South Florida Sun-Sentinel
Today's minimum-wage workers are better educated and more productive than their predecessors, but their wages are less adequate for meeting their families' needs. A worker employed full-time at minimum wage earns $15,080, nearly $3,500 less than the federal poverty level for a family of three.
As we slowly recover from the worst economic downturn since the Great Depression, corporate profits have soared, but American workers continue to be left behind. In the absence of a vibrant economic recovery, economic forces are working against wage growth. Persistent, high unemployment puts enormous downward pressure on wages. The intuition on that is straightforward — with a queue of unemployed workers wrapping around the block for every job opening, employers don't have to offer substantial wage increases to get or keep the workers they need. Decreases in wages (and corresponding decreases in family income) have increased child and family poverty and contributed to further increases in income inequality.
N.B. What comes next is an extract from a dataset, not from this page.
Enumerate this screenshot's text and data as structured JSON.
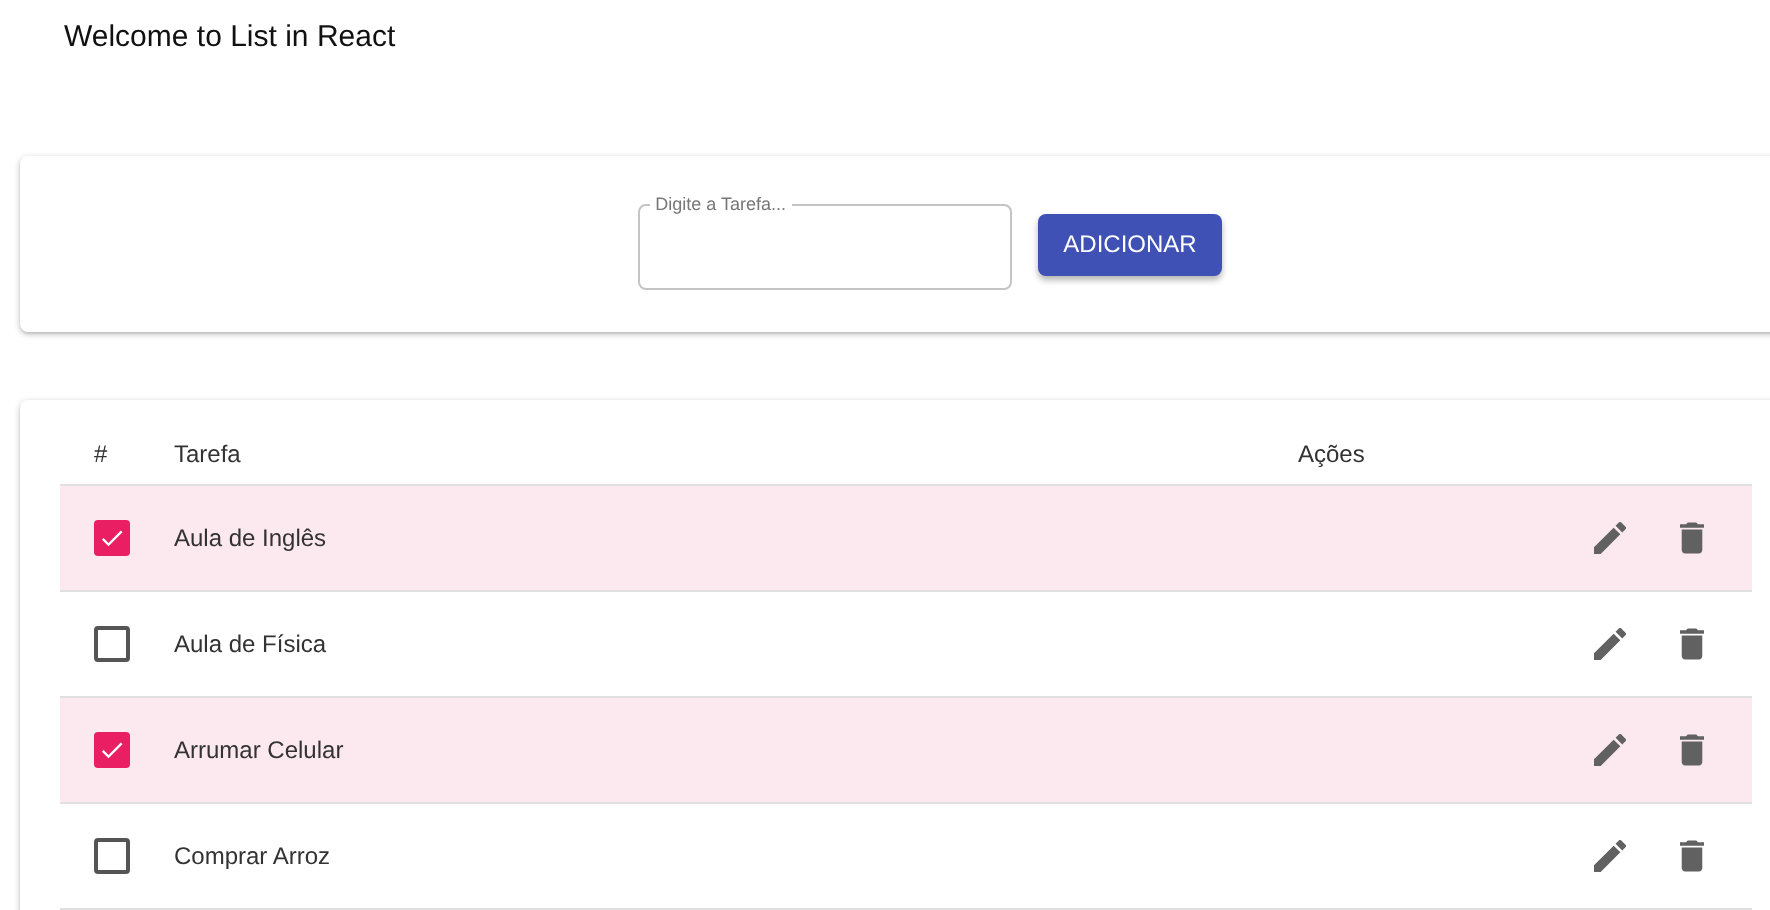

With persistently high unemployment rates and broad consensus among economists that rates will remain high for years, it will be a very long time before the economy itself generates upward pressure on wages. Increasing the minimum wage would help put American families on a more solid economic path, increasing their confidence as consumers, and in turn, their spending power. It would also move the United States towards a model of greater shared prosperity, where workers can increase their living standards through increased earnings rather than through increased debt.
Erroneous stereotypes persist of minimum wage workers as middle-class teenagers working part-time jobs. In fact, a majority of minimum wage earners are adults working many hours and living in low-income households. Of the 4.5 million minimum wage workers who directly benefited from the most recent minimum wage increase, more than half belonged to families with family income less than $35,000 a year.
According to the US Bureau of Labor Statistics, or BLS, in 2010, there were 4.4 million workers in America working at or below the federal minimum wage. The BLS notes that the greatest concentration of minimum wage earners are in the service sector — a sector that has seen considerable growth as the economy rebounds. As we put America back to work, we should ensure they are paid enough to support themselves.
Contrary to popular belief, increasing the minimum wage does not cause significant job loss. Economic studies looking at the employment impact of a minimum wage increase have become more sophisticated in recent years. Previous research showing a significant negative impact have been displaced by studies showing that an increase in the minimum wage has a small — and even positive — impact on employment.
Other research, including a study from the Federal Reserve Bank of Chicago, points to an increase in the minimum wage as an economic stimulus that benefits the economy as a whole. An increase puts additional income into the hands of workers who are likely to be struggling to make ends meet and therefore very likely to spend that extra money. While the magnitude of such a stimulus might vary depending on the structure of a local economy, it's clear that the impact is positive. Thus, an increase in the minimum wage provides an excellent stimulus for the economy precisely when our economy needs it the most.
With evidence showing that an increase in the minimum wage stimulates the economy, leaves minimum wage workers and their families better off and does not cost jobs, the case for an increase in the minimum wage is clear.
Douglas Hall, Ph.D., is director of the Economic Analysis and Research Networkat the Economic Policy Institute in Washington, D.C.